Can countability coexist with infinity?

Question

This question concerns the countability of the real numbers. First I will show how I count the numbers between 0 and 1 on the real line. It is done by reversing digits behind the coma, so that e.g. 0,761 maps to 167. Obviously this is 1 to 1 mapping, but there are infinite number of those unique mappings depending on the chosen reasonable radix. In decimal number system I could count numbers like this:

$ 0 , 0.1 , 0.2 , 0.3 ... 0.9 , \\ 0.01 , 0.11 , 0.21 , 0.31 , ... , 0.91 , \\ 0.02 , 0.12 , 0.22 , 0.32 , ... , 0.92 , \\ 0.03 , 0.13 , 0.23 , 0.33 , \dots , 0.93 , \\ \vdots \\ 0.09 , 0.19 , 0.29 , 0.39 , \dots , 0.99 , \\ 0.001 , 0.101 , 0.201 , 0.301 , \dots , 0.901 , \\ \vdots \\ 0.002 , \dots , 0.902, \\ \vdots \\ 0.092, \dots , 0.992 , \\ 0.003 , \dots , 0.903 , \\ \vdots \\ 0.004, \dots , 0,904,\\ \vdots \\ \infty \\ $

Now, given that I can "succeed" to count to infinity, I would also count all irrational numbers. There is no reason to haste. But then all irrational numbers are "somewhere" in the infinity. So either counting to infinity allows me to write irrational numbers backwards, or infinity and countability can not coexist. Which one is true ? How does your solution compare to rational numbers ?

Answer 1

Let's denote the $n^\text{th}$ number in your list by $f(n)$. To use your method to prove that $[0,1)$ is countable, you need to show that $f$ is a surjection, that is, for every real number $x \in [0,1)$ there is a natural number $n$ such that $f(n) = x$. In particular, you have to show that there is a natural number $n$ such that $f(n) = 1/3$. Note that $n$ here is just an ordinary, finite, natural number. So you have to show that $1/3$ appears at some finite stage in your list (e.g. it is the tenth number listed, or the millionth number listed.)

This is not the case, and it is not correct to argue that it must appear sometime because $\mathbb{N}$ is so very large. For no value $n \in \mathbb{N}$ do we have $f(n)=1/3$, any more than we have $f(n) = -1$ or $f(n) = 37$. These numbers simply do not appear in the list.

Answer 2

You have only counted the numbers whose decimal expansion is finite. This covers absolutely no irrational number, and in fact not even all the rational numbers as well.

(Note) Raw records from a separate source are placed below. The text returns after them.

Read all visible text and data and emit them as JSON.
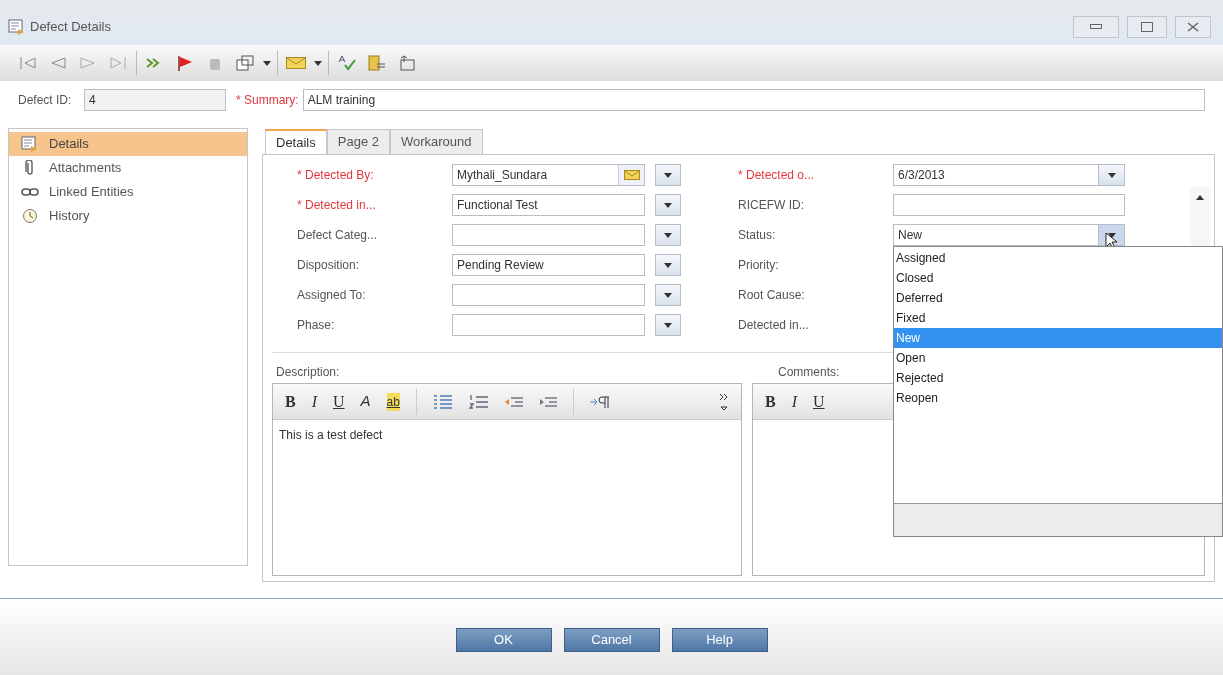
{
  "window": {
    "title": "Defect Details"
  },
  "header": {
    "id_label": "Defect ID:",
    "id_value": "4",
    "summary_label": "* Summary:",
    "summary_value": "ALM training"
  },
  "sidebar": {
    "items": [
      {
        "label": "Details",
        "kind": "details",
        "selected": true
      },
      {
        "label": "Attachments",
        "kind": "attachment",
        "selected": false
      },
      {
        "label": "Linked Entities",
        "kind": "link",
        "selected": false
      },
      {
        "label": "History",
        "kind": "history",
        "selected": false
      }
    ]
  },
  "tabs": [
    {
      "label": "Details",
      "selected": true
    },
    {
      "label": "Page 2",
      "selected": false
    },
    {
      "label": "Workaround",
      "selected": false
    }
  ],
  "left_fields": [
    {
      "label": "* Detected By:",
      "required": true,
      "kind": "user",
      "value": "Mythali_Sundara"
    },
    {
      "label": "* Detected in...",
      "required": true,
      "kind": "dropdown",
      "value": "Functional Test"
    },
    {
      "label": "Defect Categ...",
      "required": false,
      "kind": "dropdown"
    },
    {
      "label": "Disposition:",
      "required": false,
      "kind": "dropdown",
      "value": "Pending Review"
    },
    {
      "label": "Assigned To:",
      "required": false,
      "kind": "dropdown"
    },
    {
      "label": "Phase:",
      "required": false,
      "kind": "dropdown"
    }
  ],
  "right_fields": [
    {
      "label": "* Detected o...",
      "required": true,
      "kind": "dropdown",
      "value": "6/3/2013"
    },
    {
      "label": "RICEFW ID:",
      "required": false,
      "kind": "text"
    },
    {
      "label": "Status:",
      "required": false,
      "kind": "open_dropdown",
      "value": "New"
    },
    {
      "label": "Priority:",
      "required": false,
      "kind": "hidden"
    },
    {
      "label": "Root Cause:",
      "required": false,
      "kind": "hidden"
    },
    {
      "label": "Detected in...",
      "required": false,
      "kind": "hidden"
    }
  ],
  "status_options": [
    {
      "label": "Assigned",
      "selected": false
    },
    {
      "label": "Closed",
      "selected": false
    },
    {
      "label": "Deferred",
      "selected": false
    },
    {
      "label": "Fixed",
      "selected": false
    },
    {
      "label": "New",
      "selected": true
    },
    {
      "label": "Open",
      "selected": false
    },
    {
      "label": "Rejected",
      "selected": false
    },
    {
      "label": "Reopen",
      "selected": false
    }
  ],
  "description": {
    "label": "Description:",
    "toolbar": [
      "B",
      "I",
      "U",
      "A",
      "ab"
    ],
    "text": "This is a test defect"
  },
  "comments": {
    "label": "Comments:",
    "toolbar": [
      "B",
      "I",
      "U"
    ]
  },
  "buttons": [
    "OK",
    "Cancel",
    "Help"
  ]
}
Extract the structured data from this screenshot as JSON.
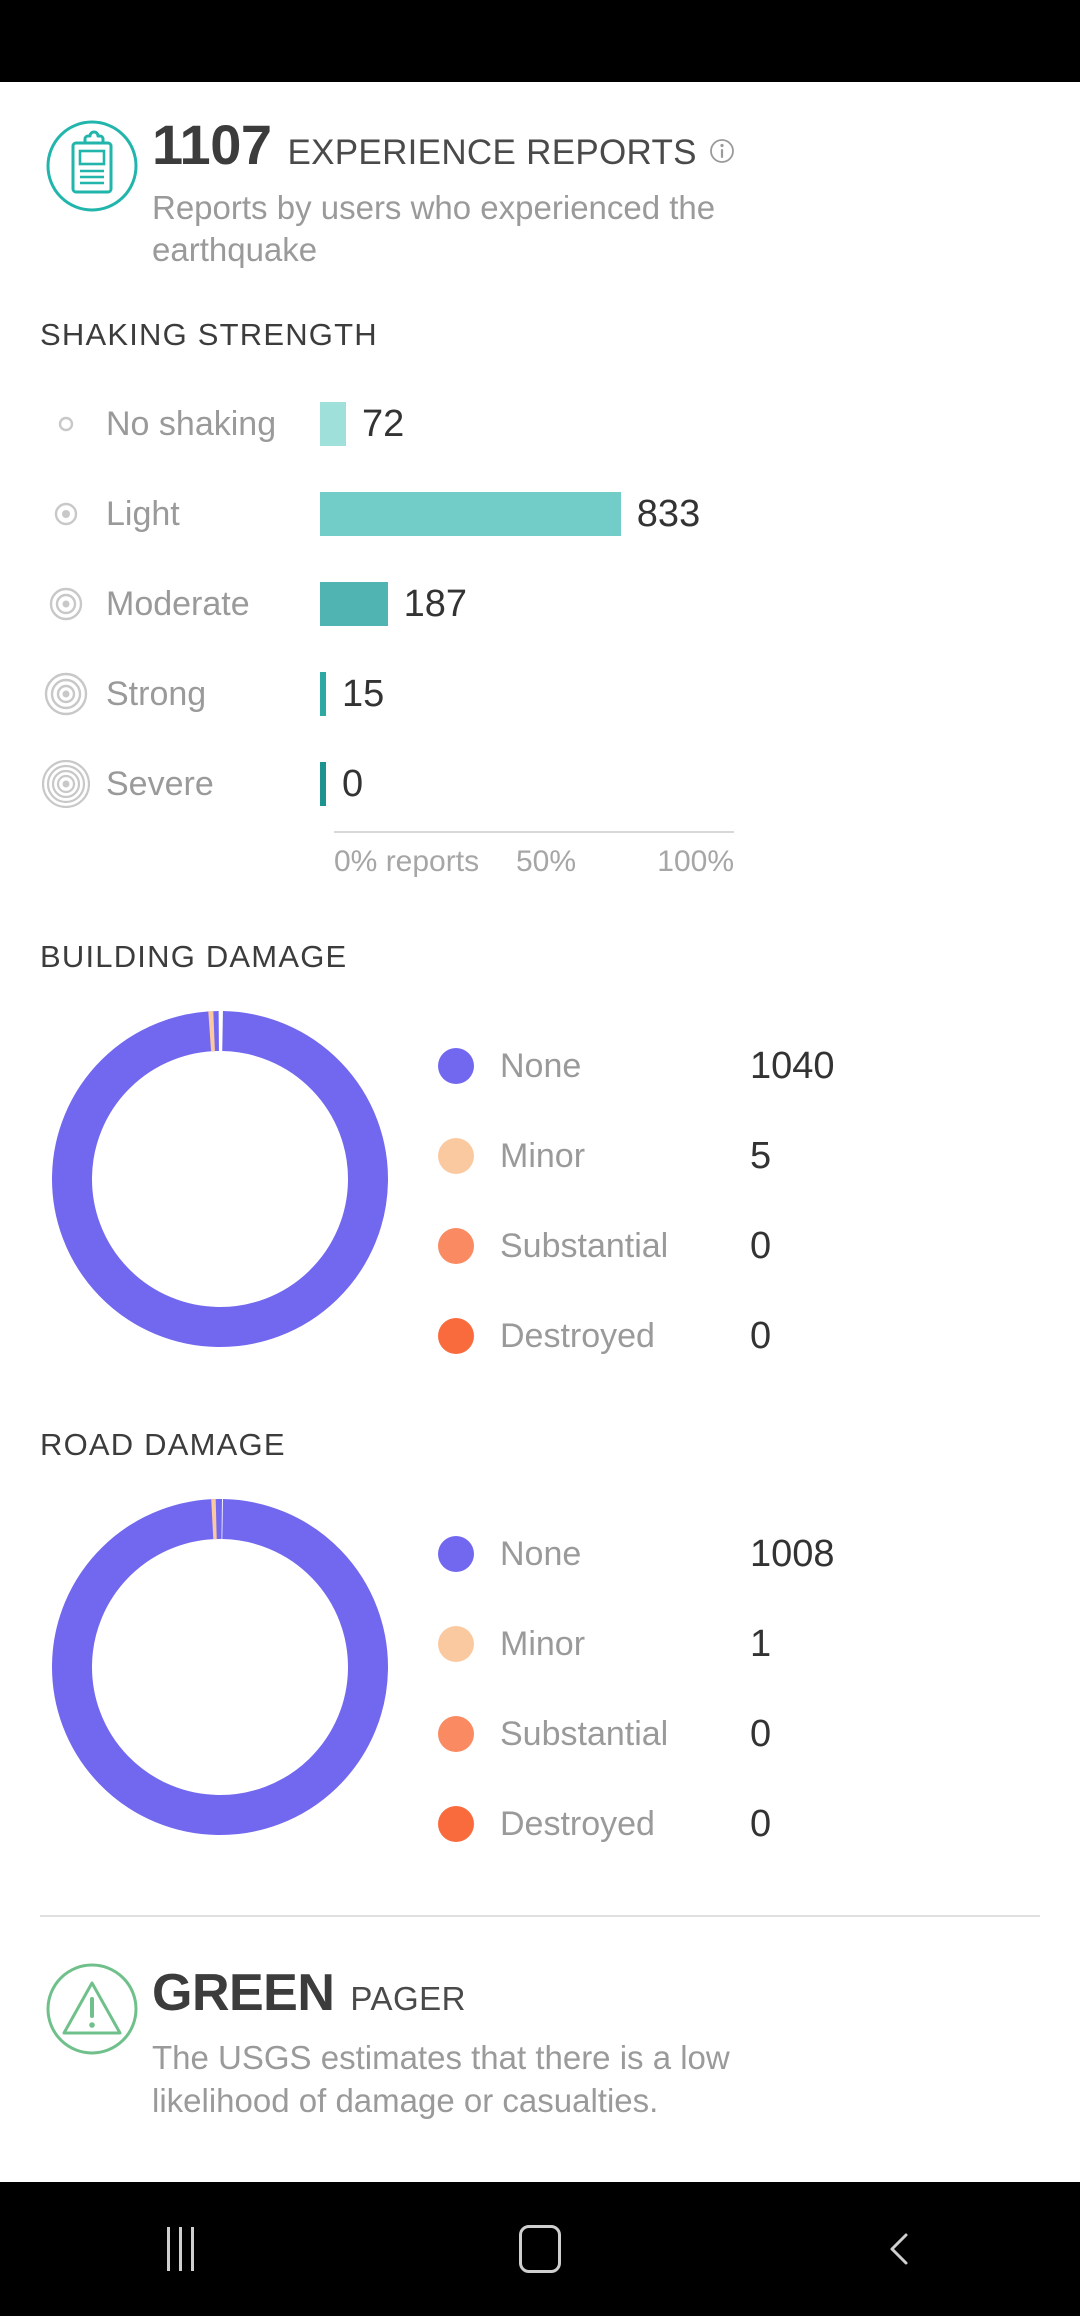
{
  "status_bar": {
    "visible": true
  },
  "header": {
    "icon": "clipboard-report-icon",
    "count": "1107",
    "label": "EXPERIENCE REPORTS",
    "info_icon": "info-circle-icon",
    "description": "Reports by users who experienced the earthquake"
  },
  "shaking": {
    "title": "SHAKING STRENGTH",
    "axis": {
      "start": "0% reports",
      "mid": "50%",
      "end": "100%"
    },
    "rows": [
      {
        "icon": "rings-1-icon",
        "label": "No shaking",
        "value": "72",
        "pct": 6.5,
        "color": "#9fe0da"
      },
      {
        "icon": "rings-2-icon",
        "label": "Light",
        "value": "833",
        "pct": 75.2,
        "color": "#72cdc9"
      },
      {
        "icon": "rings-3-icon",
        "label": "Moderate",
        "value": "187",
        "pct": 16.9,
        "color": "#50b5b2"
      },
      {
        "icon": "rings-4-icon",
        "label": "Strong",
        "value": "15",
        "pct": 1.4,
        "color": "#2da8a2"
      },
      {
        "icon": "rings-5-icon",
        "label": "Severe",
        "value": "0",
        "pct": 0.0,
        "color": "#1d938f"
      }
    ]
  },
  "building_damage": {
    "title": "BUILDING DAMAGE",
    "legend": [
      {
        "label": "None",
        "value": "1040",
        "color": "#7268f0"
      },
      {
        "label": "Minor",
        "value": "5",
        "color": "#fbc9a0"
      },
      {
        "label": "Substantial",
        "value": "0",
        "color": "#f98a62"
      },
      {
        "label": "Destroyed",
        "value": "0",
        "color": "#f96a3c"
      }
    ]
  },
  "road_damage": {
    "title": "ROAD DAMAGE",
    "legend": [
      {
        "label": "None",
        "value": "1008",
        "color": "#7268f0"
      },
      {
        "label": "Minor",
        "value": "1",
        "color": "#fbc9a0"
      },
      {
        "label": "Substantial",
        "value": "0",
        "color": "#f98a62"
      },
      {
        "label": "Destroyed",
        "value": "0",
        "color": "#f96a3c"
      }
    ]
  },
  "pager": {
    "icon": "warning-triangle-icon",
    "level": "GREEN",
    "word": "PAGER",
    "description": "The USGS estimates that there is a low likelihood of damage or casualties.",
    "color": "#6fc08a"
  },
  "nav_bar": {
    "recents": "recents-icon",
    "home": "home-icon",
    "back": "back-icon"
  },
  "chart_data": [
    {
      "type": "bar",
      "title": "SHAKING STRENGTH",
      "orientation": "horizontal",
      "categories": [
        "No shaking",
        "Light",
        "Moderate",
        "Strong",
        "Severe"
      ],
      "values": [
        72,
        833,
        187,
        15,
        0
      ],
      "percentages": [
        6.5,
        75.2,
        16.9,
        1.4,
        0.0
      ],
      "colors": [
        "#9fe0da",
        "#72cdc9",
        "#50b5b2",
        "#2da8a2",
        "#1d938f"
      ],
      "xlabel": "% reports",
      "ylabel": "",
      "xticks": [
        "0% reports",
        "50%",
        "100%"
      ],
      "xlim": [
        0,
        100
      ],
      "grid": false,
      "legend": "none"
    },
    {
      "type": "pie",
      "title": "BUILDING DAMAGE",
      "donut": true,
      "categories": [
        "None",
        "Minor",
        "Substantial",
        "Destroyed"
      ],
      "values": [
        1040,
        5,
        0,
        0
      ],
      "colors": [
        "#7268f0",
        "#fbc9a0",
        "#f98a62",
        "#f96a3c"
      ],
      "legend": "right"
    },
    {
      "type": "pie",
      "title": "ROAD DAMAGE",
      "donut": true,
      "categories": [
        "None",
        "Minor",
        "Substantial",
        "Destroyed"
      ],
      "values": [
        1008,
        1,
        0,
        0
      ],
      "colors": [
        "#7268f0",
        "#fbc9a0",
        "#f98a62",
        "#f96a3c"
      ],
      "legend": "right"
    }
  ]
}
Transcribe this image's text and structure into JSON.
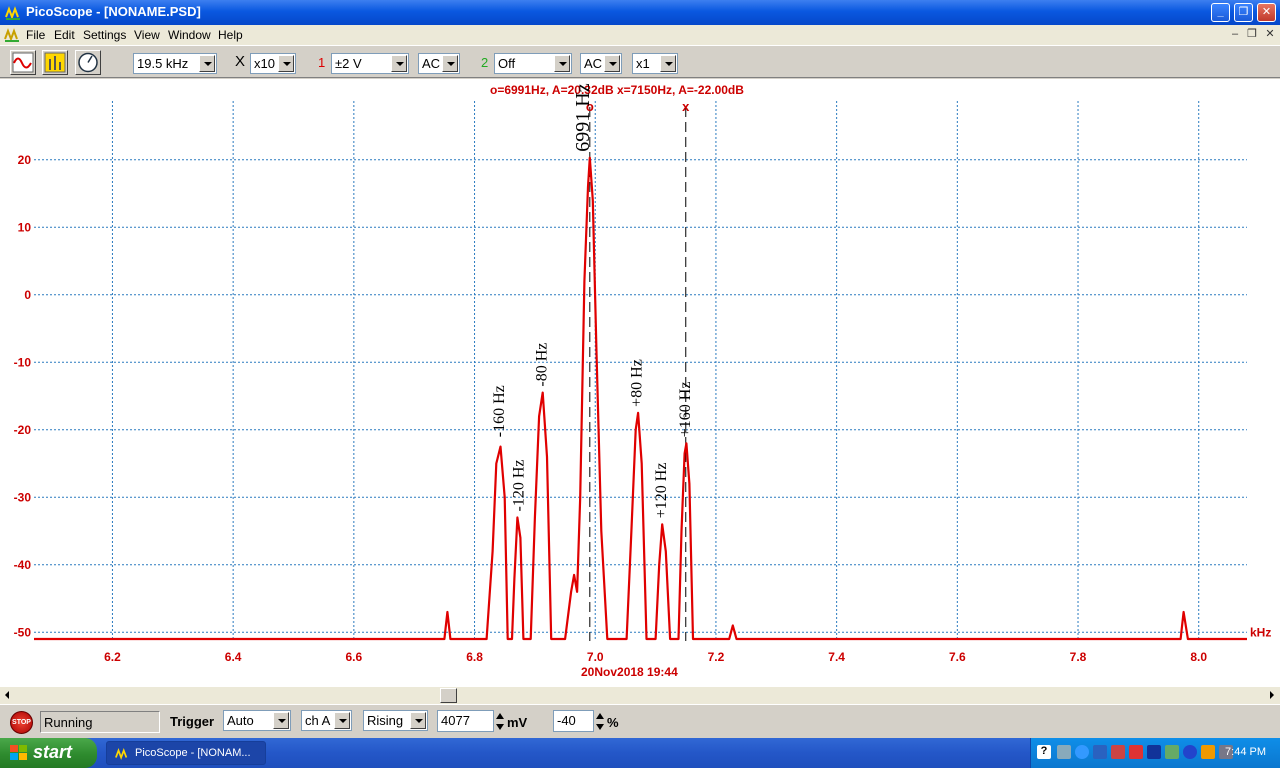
{
  "window": {
    "title": "PicoScope - [NONAME.PSD]"
  },
  "menu": [
    "File",
    "Edit",
    "Settings",
    "View",
    "Window",
    "Help"
  ],
  "toolbar": {
    "freq_range": "19.5 kHz",
    "x_label": "X",
    "x_mult": "x10",
    "ch1_label": "1",
    "ch1_range": "±2 V",
    "ch1_coupling": "AC",
    "ch2_label": "2",
    "ch2_range": "Off",
    "ch2_coupling": "AC",
    "ch2_mult": "x1"
  },
  "plot": {
    "readout": "o=6991Hz, A=20.32dB  x=7150Hz, A=-22.00dB",
    "datestamp": "20Nov2018  19:44",
    "unit_x": "kHz",
    "marker_o": "o",
    "marker_x": "x",
    "annotations": [
      {
        "text": "-160 Hz",
        "f": 6.843,
        "db": -22
      },
      {
        "text": "-120 Hz",
        "f": 6.875,
        "db": -33
      },
      {
        "text": "-80 Hz",
        "f": 6.913,
        "db": -14.5
      },
      {
        "text": "6991 Hz",
        "f": 6.991,
        "db": 20.3
      },
      {
        "text": "+80 Hz",
        "f": 7.071,
        "db": -17.5
      },
      {
        "text": "+120 Hz",
        "f": 7.111,
        "db": -34
      },
      {
        "text": "+160 Hz",
        "f": 7.151,
        "db": -22
      }
    ]
  },
  "chart_data": {
    "type": "line",
    "xlabel": "kHz",
    "ylabel": "",
    "xlim": [
      6.07,
      8.08
    ],
    "ylim": [
      -51,
      29
    ],
    "x_ticks": [
      "6.2",
      "6.4",
      "6.6",
      "6.8",
      "7.0",
      "7.2",
      "7.4",
      "7.6",
      "7.8",
      "8.0"
    ],
    "y_ticks": [
      "20",
      "10",
      "0",
      "-10",
      "-20",
      "-30",
      "-40",
      "-50"
    ],
    "grid": true,
    "color": "#e00000",
    "series": [
      {
        "values": [
          [
            6.07,
            -51
          ],
          [
            6.75,
            -51
          ],
          [
            6.755,
            -47
          ],
          [
            6.76,
            -51
          ],
          [
            6.82,
            -51
          ],
          [
            6.83,
            -38
          ],
          [
            6.836,
            -25
          ],
          [
            6.843,
            -22.5
          ],
          [
            6.85,
            -30
          ],
          [
            6.855,
            -51
          ],
          [
            6.862,
            -51
          ],
          [
            6.866,
            -42
          ],
          [
            6.871,
            -33
          ],
          [
            6.876,
            -36
          ],
          [
            6.881,
            -51
          ],
          [
            6.893,
            -51
          ],
          [
            6.9,
            -33
          ],
          [
            6.907,
            -18
          ],
          [
            6.913,
            -14.5
          ],
          [
            6.92,
            -24
          ],
          [
            6.927,
            -51
          ],
          [
            6.95,
            -51
          ],
          [
            6.96,
            -44
          ],
          [
            6.965,
            -41.5
          ],
          [
            6.97,
            -44
          ],
          [
            6.975,
            -30
          ],
          [
            6.982,
            2
          ],
          [
            6.988,
            16
          ],
          [
            6.991,
            20.3
          ],
          [
            6.996,
            14
          ],
          [
            7.002,
            -8
          ],
          [
            7.01,
            -35
          ],
          [
            7.02,
            -51
          ],
          [
            7.052,
            -51
          ],
          [
            7.06,
            -35
          ],
          [
            7.067,
            -20
          ],
          [
            7.071,
            -17.5
          ],
          [
            7.077,
            -25
          ],
          [
            7.085,
            -51
          ],
          [
            7.1,
            -51
          ],
          [
            7.106,
            -40
          ],
          [
            7.111,
            -34
          ],
          [
            7.117,
            -38
          ],
          [
            7.124,
            -51
          ],
          [
            7.138,
            -51
          ],
          [
            7.143,
            -35
          ],
          [
            7.148,
            -23.5
          ],
          [
            7.151,
            -22
          ],
          [
            7.156,
            -28
          ],
          [
            7.162,
            -51
          ],
          [
            7.222,
            -51
          ],
          [
            7.228,
            -49
          ],
          [
            7.234,
            -51
          ],
          [
            7.97,
            -51
          ],
          [
            7.975,
            -47
          ],
          [
            7.982,
            -51
          ],
          [
            8.08,
            -51
          ]
        ]
      }
    ],
    "markers": [
      {
        "symbol": "o",
        "x": 6.991,
        "y": 20.32
      },
      {
        "symbol": "x",
        "x": 7.15,
        "y": -22.0
      }
    ]
  },
  "statusbar": {
    "status": "Running",
    "stop_label": "STOP",
    "trigger_label": "Trigger",
    "trigger_mode": "Auto",
    "trigger_channel": "ch A",
    "trigger_edge": "Rising",
    "trigger_level": "4077",
    "trigger_level_unit": "mV",
    "trigger_delay": "-40",
    "trigger_delay_unit": "%"
  },
  "taskbar": {
    "start_label": "start",
    "task_title": "PicoScope - [NONAM...",
    "clock": "7:44 PM"
  },
  "colors": {
    "trace": "#e00000",
    "grid": "#2a7abf",
    "axis_text": "#cc0000"
  }
}
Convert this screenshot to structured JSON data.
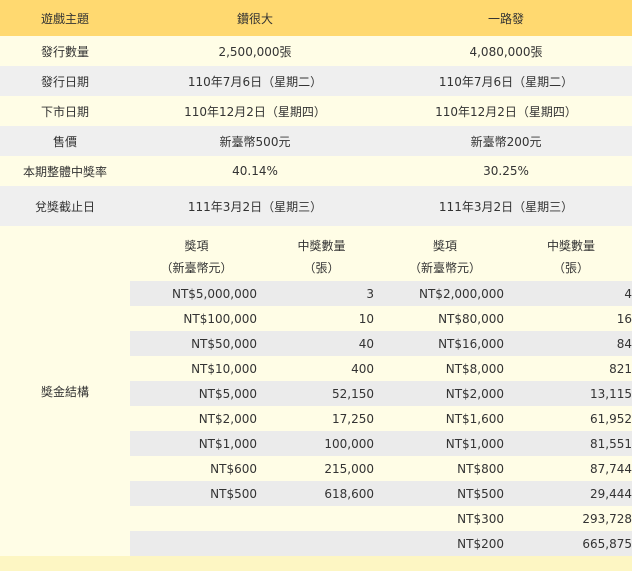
{
  "header": {
    "label": "遊戲主題",
    "game1": "鑽很大",
    "game2": "一路發"
  },
  "rows": [
    {
      "label": "發行數量",
      "v1": "2,500,000張",
      "v2": "4,080,000張"
    },
    {
      "label": "發行日期",
      "v1": "110年7月6日（星期二）",
      "v2": "110年7月6日（星期二）"
    },
    {
      "label": "下市日期",
      "v1": "110年12月2日（星期四）",
      "v2": "110年12月2日（星期四）"
    },
    {
      "label": "售價",
      "v1": "新臺幣500元",
      "v2": "新臺幣200元"
    },
    {
      "label": "本期整體中獎率",
      "v1": "40.14%",
      "v2": "30.25%"
    },
    {
      "label": "兌獎截止日",
      "v1": "111年3月2日（星期三）",
      "v2": "111年3月2日（星期三）"
    }
  ],
  "prize": {
    "label": "獎金結構",
    "col_prize": "獎項",
    "col_prize_unit": "（新臺幣元）",
    "col_count": "中獎數量",
    "col_count_unit": "（張）",
    "rows": [
      {
        "p1": "NT$5,000,000",
        "c1": "3",
        "p2": "NT$2,000,000",
        "c2": "4"
      },
      {
        "p1": "NT$100,000",
        "c1": "10",
        "p2": "NT$80,000",
        "c2": "16"
      },
      {
        "p1": "NT$50,000",
        "c1": "40",
        "p2": "NT$16,000",
        "c2": "84"
      },
      {
        "p1": "NT$10,000",
        "c1": "400",
        "p2": "NT$8,000",
        "c2": "821"
      },
      {
        "p1": "NT$5,000",
        "c1": "52,150",
        "p2": "NT$2,000",
        "c2": "13,115"
      },
      {
        "p1": "NT$2,000",
        "c1": "17,250",
        "p2": "NT$1,600",
        "c2": "61,952"
      },
      {
        "p1": "NT$1,000",
        "c1": "100,000",
        "p2": "NT$1,000",
        "c2": "81,551"
      },
      {
        "p1": "NT$600",
        "c1": "215,000",
        "p2": "NT$800",
        "c2": "87,744"
      },
      {
        "p1": "NT$500",
        "c1": "618,600",
        "p2": "NT$500",
        "c2": "29,444"
      },
      {
        "p1": "",
        "c1": "",
        "p2": "NT$300",
        "c2": "293,728"
      },
      {
        "p1": "",
        "c1": "",
        "p2": "NT$200",
        "c2": "665,875"
      }
    ]
  },
  "colors": {
    "header": "#ffd970",
    "band_light": "#fffde6",
    "band_gray": "#efefef",
    "background": "#fdf6c3"
  }
}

Furthermore there is absolutely no reason to expect that this sort of process is continuous. That is to say, the set of finite strings of integers is countable, but the set of infinite strings is uncountable. Even if you can approximate one infinite string by its finite initial segments with a countable process, you can't approximate all the infinite strings at the same time with finite approximation with a countable process.

Answer 3

To extend a little Peter's comment, you are assuming that you have the decimal expansion of all real numbers. Even if you find a way to extend your method to reals with infinite decimal places (such as $\pi$), there are still a countable number of them. You are missing actually a number of reals that are uncountable and cannot be written with any algorithm: the uncomputable numbers (that is: most of the real numbers!)